Bunning should announce his retirement at once.

The senator makes it easy for the rest of the country to stereotype Kentucky as a swamp of backwardness and deep cultural malaise, and this pulls attention from important issues, like figuring out how to pay for changes in our public education system so our schools stop churning out people who would vote for Jim Bunning.

Matt Welch, editor of Reason magazine and a columnist for the website True/Slant, posted a piece May 25 entitled “What If a U.S. Senator Had Lost All His Marbles, But People Were Too Shy To Come Right Out and Say It?” In it, Welch cites the posturing and avoidance from people like state Sen. David Williams, National Republican Senatorial Committee Chairman John Cornyn and Bunning himself when it comes to the top-of-mind issue: Is Jim Bunning an insane person?

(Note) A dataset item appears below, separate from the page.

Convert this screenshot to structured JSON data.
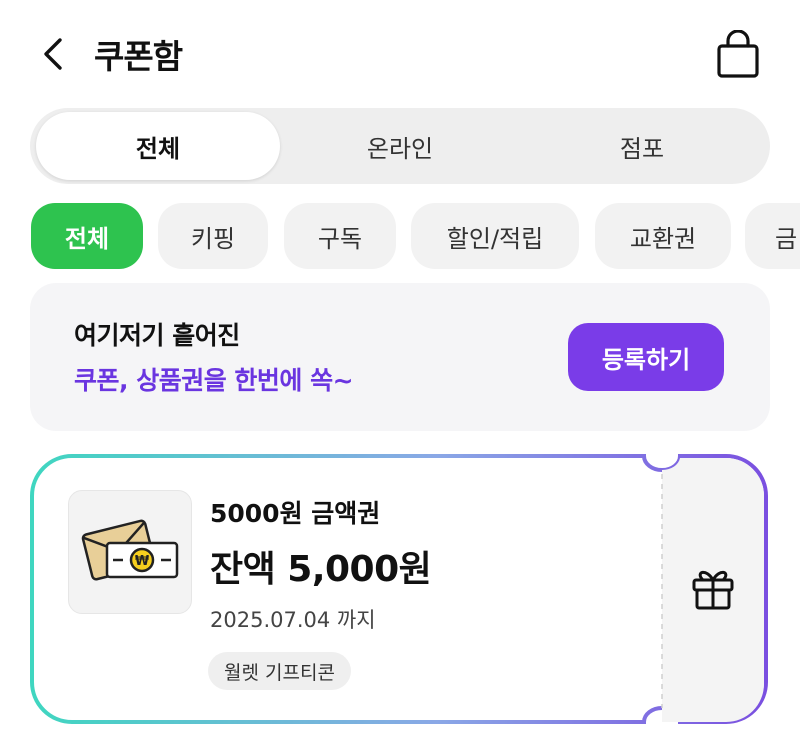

Welch also wonders whether Bunning has been this crazy all along, citing his weird attacks against Democrat Dan Mongiardo in the 2004 Senate race and his paranoia about being ambushed by “little green doctors” in public.

But it doesn’t matter now whether Bunning is crazy, sick or just suffering the natural effects of his age (77). What matters is that he does what’s best for Kentucky and steps aside.

Most Democrats will not agree with this. They want an easy target next year, and Bunning is nothing if not that. But Bunning’s presence in another campaign — a charade in its own right — also guarantees that his asinine commentary and regressive politics will stick around another 15 months or so, consuming the front pages of newspapers and lead stories of nightly broadcasts. Meanwhile, Kentuckians with heads on their shoulders can only weep at missing another chance to show the nation we are not half-literate rednecks.

If Bunning were to resign, Democrats would have a sparkling new opportunity to replace the low-rent character politicking that tends to impede progress with some substantive messaging. Democrats (at this point, either Attorney General Jack Conway or Lt. Gov. Dan Mongiardo) could elevate the discourse with a strong, issue-based campaign against any of the Republicans lining up against Bunning, including Secretary of State Trey Grayson, Rand Paul (son of Ron) and David Williams. I’m sure Grayson is capable of a thoughtful campaign, and Paul seems maybe even a little too serious of a guy. Williams, however, can certainly be counted upon to use every speck of innuendo available to tarnish his opponent — a stark contrast to a Democrat’s issues campaign.

And who doesn’t like a young guy helping out some struggling, drooling old person? Let’s usher Bunning out with the dignity he hasn’t offered us. If the Dems can find it in themselves to help this along, they’ll be heroic — they helped that poor old man cross the street and didn’t even make a joke about his Velcro shoes.

Democrats have complained about Rovian politics since George W. Bush stopped drinking and got a little ambitious. Yet given the opportunity, most Dems dive right into the swine pool. What if Kentucky were the place to reverse that trend?

Bunning makes Republicans look bad, and right now Republicans seem as out of touch as ever. His shenanigans — while entertaining to every good American who enjoys spending a nice Sunday afternoon watching cars crash — are making Kentucky the butt of another bad joke.